Le Déblog’Citron est reparti en campagne, pas pour faire de la politique, mais pour étudier le mouvement social des agriculteurs qui bloque depuis quelques jours les routes françaises en cette fin janvier 2024. Dénonçant une corde qui les étouffe nous sommes partis à Cordes-sur-Ciel sur son petit marché afin d’y examiner les conditions de cette asphyxie. Nous avons rencontré des producteurs et exploitants afin d’évoquer pour vous, « en circuit court et direct », leurs considérations sur le mouvement actuel.

Les médias « conventionnels » donnent la parole aux syndicats majoritaires et aux présents sur les sites de blocage, FNSEA et Coordination Rurale, d’orientation droitière, libérale pour le premier, plus protectionniste pour le second. Les revendications qui sont relayées par les médias « subventionnés » relèvent un rejet d’une disproportion de normes imposées par l’UE ou pas l’État français notamment sur l’utilisation de produits phytosanitaires, d’un retour à la mise en place de haies ou de la question de terres mises en jachère afin de les reposer.

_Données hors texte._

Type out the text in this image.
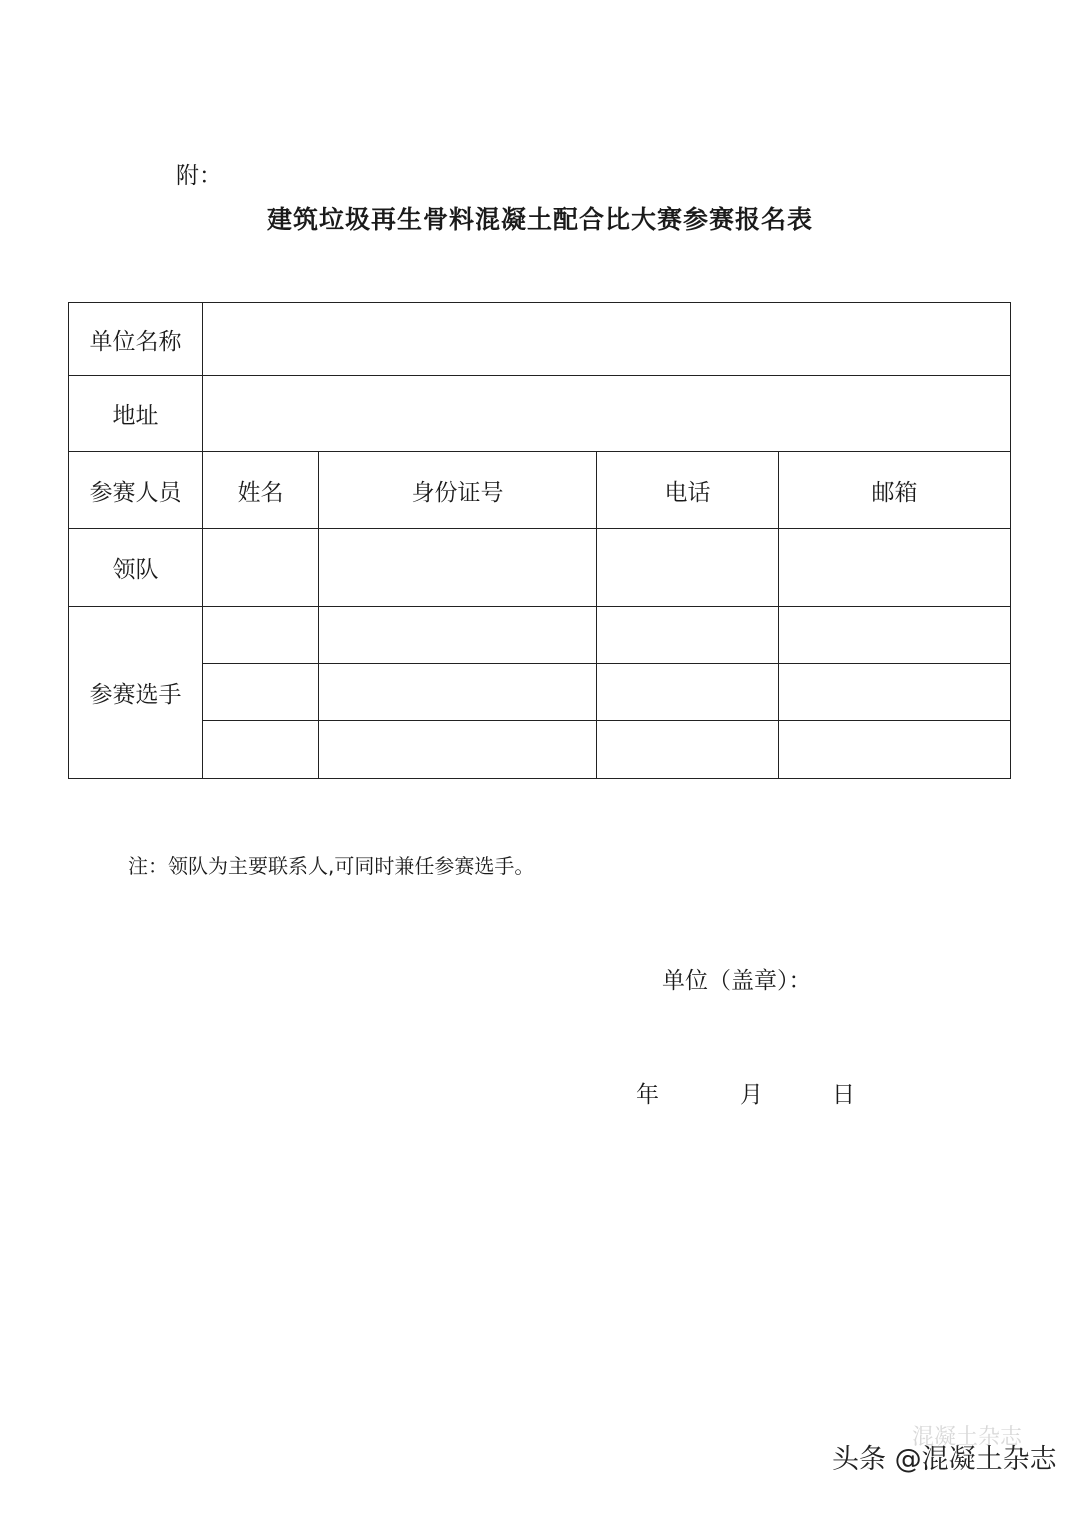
附：
建筑垃圾再生骨料混凝土配合比大赛参赛报名表
单位名称				
地址				
参赛人员	姓名	身份证号	电话	邮箱
领队				
参赛选手				

注：领队为主要联系人,可同时兼任参赛选手。
单位（盖章）：
年	月	日
混凝土杂志
头条 @混凝土杂志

D’autres évoquent le prix du gasoil, carburant nécessaire aux tracteurs pour des surfaces exploitées toujours plus étendues ou le prix des produits chimiques rendus nécessaire sur des terres surexploitées et souvent devenues stériles. D’autres encore sur les prix de vente des productions dans les réseaux de grande distribution qui ne représentent pas la valeur réelle de la production agricole, enfin l’importation de produits qui ne respectent pas les normes imposées aux agriculteurs français. Les questions soulevées touchent donc à un modèle de production et d’exploitation et un modèle de société qualifiés de « conventionnels » relatifs à une « révolution verte » opérée dans les années 1950 et poussée à son firmament dans les années 1990-2000.

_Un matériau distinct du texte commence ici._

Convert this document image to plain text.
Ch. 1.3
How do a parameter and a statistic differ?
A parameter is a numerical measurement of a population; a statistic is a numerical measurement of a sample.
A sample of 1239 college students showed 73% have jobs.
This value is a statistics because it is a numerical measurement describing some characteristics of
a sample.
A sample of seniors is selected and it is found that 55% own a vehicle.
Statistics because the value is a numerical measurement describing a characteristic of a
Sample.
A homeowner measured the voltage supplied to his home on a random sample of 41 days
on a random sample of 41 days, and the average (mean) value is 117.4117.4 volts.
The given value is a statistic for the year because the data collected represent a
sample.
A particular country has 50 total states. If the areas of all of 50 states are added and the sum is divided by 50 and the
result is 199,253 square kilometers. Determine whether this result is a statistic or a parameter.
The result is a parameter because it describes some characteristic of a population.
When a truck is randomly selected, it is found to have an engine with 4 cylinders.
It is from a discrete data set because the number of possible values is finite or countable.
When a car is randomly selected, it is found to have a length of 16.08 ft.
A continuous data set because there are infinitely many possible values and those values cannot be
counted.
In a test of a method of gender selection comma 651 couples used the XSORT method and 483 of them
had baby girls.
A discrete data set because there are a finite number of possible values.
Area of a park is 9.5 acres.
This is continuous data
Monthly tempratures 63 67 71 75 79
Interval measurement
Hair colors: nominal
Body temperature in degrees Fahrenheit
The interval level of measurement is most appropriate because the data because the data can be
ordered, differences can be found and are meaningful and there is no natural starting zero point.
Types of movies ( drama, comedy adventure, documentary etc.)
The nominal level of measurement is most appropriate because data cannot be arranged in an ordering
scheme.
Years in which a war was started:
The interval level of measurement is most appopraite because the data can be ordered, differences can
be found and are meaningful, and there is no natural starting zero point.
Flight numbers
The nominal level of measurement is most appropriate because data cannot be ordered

Nous avons opté pour donner la parole aux absents et aux silencieux de ces lieux. Il s’avère que sur le petit marché local, tous ne partagent pas totalement cet état d’esprit ni cet état des lieux. Nos informateurs du jour exercent pour la plupart en couple ou en solo. Ces femmes et hommes qui se sont confié-e-s élèvent des poules pour leurs œufs, des brebis pour leur lait, cultivent des légumes, des blés pour faire du pain ou des vignes pour du vin. S’ils-elles étaient présents sur ce marché, c’est qu’elles et eux ont opté pour le circuit court et la vente locale, ici mais aussi sur d’autres marchés ou foires, ce qui n’est pas représentatif de la grande majorité des exploitants agricoles. Et qu’elles-ils ne sont pas en train de bloquer une route ou un rond-point. Toutes et tous sont affiliés à un culture relevant de la norme Bio et certain-e-s détiennent le label Nature et Progrès. La plupart ne sont pas syndiqué-e-s et s’ils-elles le sont, c’est auprès de la Confédération Paysanne, plutôt orientée à gauche et écologiste. Ils ne sont pas non plus toutes et tous subventionné-e-s. S’ils le sont, c’est justement car ils sont en Bio et qu’il existe une maigre compensation pour leurs efforts, qui les aide dans leur exercice. Également parce qu’aucun éleveur ne pourrait survivre sans les aides de la PAC qui s’élèvent autour de 13000 euros annuels pour le couple que nous avons rencontré.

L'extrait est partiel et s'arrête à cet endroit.